How to find your situation

The five household types above are intentionally chosen to span the income distribution. Most households fall close to one of the five types and can use the corresponding figure as a useful approximation. Households who want more precise estimates can use the platform's interactive calculator (06_Presentation_Materials), which accepts more granular inputs and produces household-specific net-impact figures. Households whose circumstances differ substantially from the five representative types (multi-generational households; households with high medical expenses; households with unusual income structures) may find the calculator more useful than the representative-type figures.

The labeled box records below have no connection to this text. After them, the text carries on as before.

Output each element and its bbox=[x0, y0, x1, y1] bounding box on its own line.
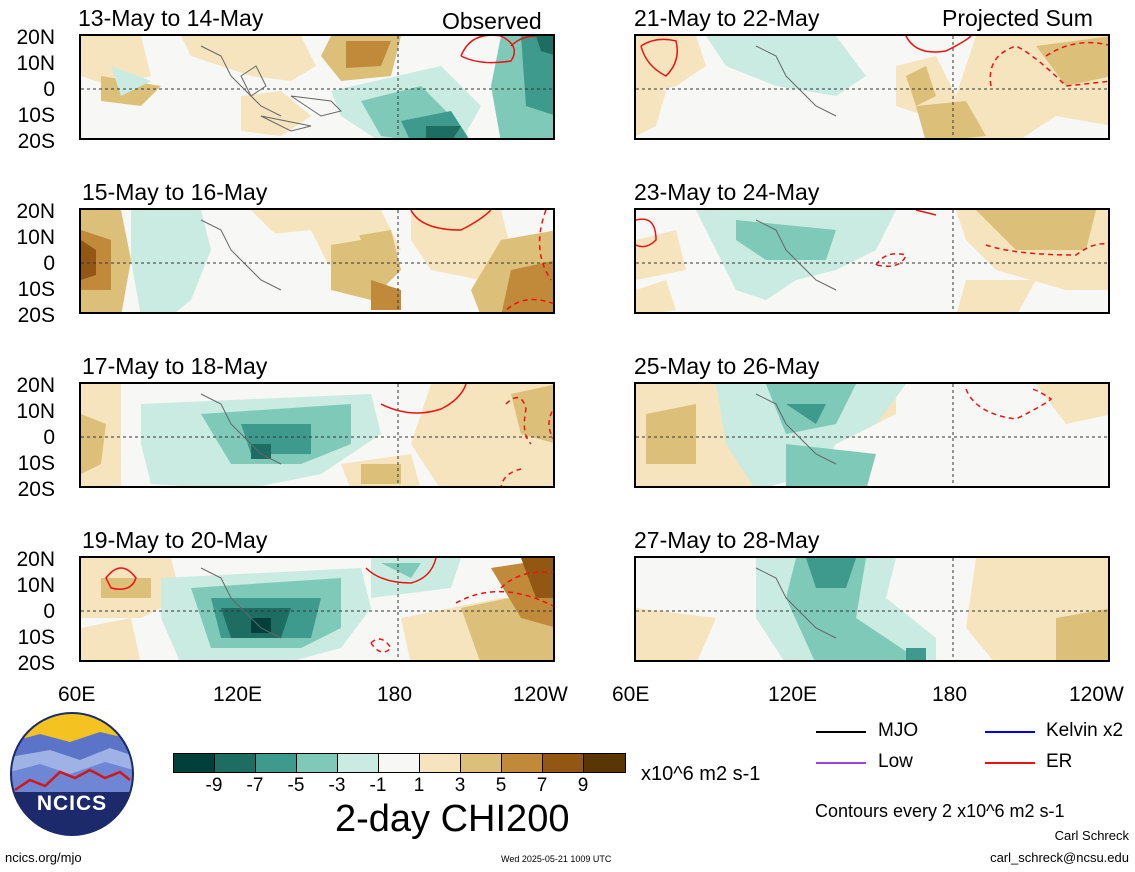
lon-120e-right: 120E bbox=[768, 683, 818, 706]
panel-title-8: 27-May to 28-May bbox=[634, 527, 820, 553]
lat-20s: 20S bbox=[17, 652, 55, 675]
colorbar-swatch bbox=[338, 754, 379, 772]
er-line-icon bbox=[985, 762, 1035, 764]
colorbar-swatch bbox=[174, 754, 215, 772]
map-panel-observed-1 bbox=[79, 34, 555, 140]
lat-10n: 10N bbox=[16, 226, 55, 249]
map-panel-projected-3 bbox=[634, 382, 1110, 488]
observed-label: Observed bbox=[442, 8, 542, 34]
colorbar-swatch bbox=[584, 754, 625, 772]
lat-20s: 20S bbox=[17, 304, 55, 327]
lon-60e-left: 60E bbox=[58, 683, 96, 706]
timestamp: Wed 2025-05-21 1009 UTC bbox=[501, 854, 612, 864]
lat-10s: 10S bbox=[17, 626, 55, 649]
lat-10s: 10S bbox=[17, 452, 55, 475]
kelvin-line-icon bbox=[985, 731, 1035, 733]
email: carl_schreck@ncsu.edu bbox=[990, 850, 1129, 865]
colorbar-tick: -5 bbox=[287, 775, 305, 796]
mjo-line-icon bbox=[816, 731, 866, 733]
legend-er: ER bbox=[1046, 751, 1073, 772]
map-panel-projected-1 bbox=[634, 34, 1110, 140]
lat-10n: 10N bbox=[16, 52, 55, 75]
colorbar-units: x10^6 m2 s-1 bbox=[641, 763, 761, 785]
lat-10s: 10S bbox=[17, 278, 55, 301]
lat-20n: 20N bbox=[16, 374, 55, 397]
map-panel-observed-4 bbox=[79, 556, 555, 662]
colorbar-swatch bbox=[461, 754, 502, 772]
panel-title-7: 25-May to 26-May bbox=[634, 353, 820, 379]
panel-title-5: 21-May to 22-May bbox=[634, 5, 820, 31]
colorbar-swatch bbox=[502, 754, 543, 772]
colorbar-tick: -3 bbox=[328, 775, 346, 796]
lat-10n: 10N bbox=[16, 574, 55, 597]
colorbar-tick: -9 bbox=[205, 775, 223, 796]
map-panel-projected-4 bbox=[634, 556, 1110, 662]
lat-20n: 20N bbox=[16, 548, 55, 571]
lon-120w-right: 120W bbox=[1069, 683, 1124, 706]
lon-180-left: 180 bbox=[377, 683, 413, 706]
colorbar-tick: -7 bbox=[246, 775, 264, 796]
lat-10n: 10N bbox=[16, 400, 55, 423]
colorbar-swatch bbox=[297, 754, 338, 772]
low-line-icon bbox=[816, 762, 866, 764]
map-panel-observed-2 bbox=[79, 208, 555, 314]
lon-180-right: 180 bbox=[932, 683, 968, 706]
panel-title-6: 23-May to 24-May bbox=[634, 179, 820, 205]
legend-mjo: MJO bbox=[878, 720, 919, 741]
lat-20n: 20N bbox=[16, 200, 55, 223]
panel-title-2: 15-May to 16-May bbox=[82, 179, 268, 205]
colorbar-swatch bbox=[420, 754, 461, 772]
map-panel-observed-3 bbox=[79, 382, 555, 488]
colorbar-tick: 3 bbox=[454, 775, 466, 796]
lat-20s: 20S bbox=[17, 130, 55, 153]
colorbar-tick: 9 bbox=[577, 775, 589, 796]
author: Carl Schreck bbox=[1054, 828, 1129, 843]
lat-20n: 20N bbox=[16, 26, 55, 49]
lat-eq: 0 bbox=[43, 600, 55, 623]
legend-low: Low bbox=[878, 751, 913, 772]
colorbar-swatch bbox=[379, 754, 420, 772]
colorbar-tick: 5 bbox=[495, 775, 507, 796]
panel-title-1: 13-May to 14-May bbox=[78, 5, 264, 31]
projected-sum-label: Projected Sum bbox=[942, 5, 1093, 31]
lat-20s: 20S bbox=[17, 478, 55, 501]
lon-120e-left: 120E bbox=[213, 683, 263, 706]
lon-120w-left: 120W bbox=[513, 683, 568, 706]
logo-text: NCICS bbox=[36, 792, 108, 815]
lat-eq: 0 bbox=[43, 426, 55, 449]
colorbar-tick: 1 bbox=[413, 775, 425, 796]
colorbar-swatch bbox=[543, 754, 584, 772]
panel-title-3: 17-May to 18-May bbox=[82, 353, 268, 379]
site-url: ncics.org/mjo bbox=[5, 850, 82, 865]
colorbar-swatch bbox=[256, 754, 297, 772]
contour-note: Contours every 2 x10^6 m2 s-1 bbox=[815, 801, 1065, 821]
panel-title-4: 19-May to 20-May bbox=[82, 527, 268, 553]
colorbar-swatch bbox=[215, 754, 256, 772]
lon-60e-right: 60E bbox=[612, 683, 650, 706]
colorbar-tick: -1 bbox=[369, 775, 387, 796]
lat-eq: 0 bbox=[43, 252, 55, 275]
lat-eq: 0 bbox=[43, 78, 55, 101]
map-panel-projected-2 bbox=[634, 208, 1110, 314]
colorbar bbox=[173, 753, 626, 773]
ncics-logo: NCICS bbox=[10, 712, 134, 836]
legend-kelvin: Kelvin x2 bbox=[1046, 720, 1124, 741]
lat-10s: 10S bbox=[17, 104, 55, 127]
chart-title: 2-day CHI200 bbox=[335, 798, 570, 840]
colorbar-tick: 7 bbox=[536, 775, 548, 796]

The figures above use canonical platform parameters (documented in the Healthcare Transition Detailed Plan and the Federal Fiscal Impact Analysis); future iterations may refine the figures as parameter calibration improves.

If the household lives in a US territory: see US Territories and the Platform. Federal income tax architecture varies substantially across territories — Puerto Rico residents do not pay federal income tax on Puerto Rico-source income, mirror-code territories operate differently, and American Samoa has a separate tax code. The household examples in this document assume US state residency.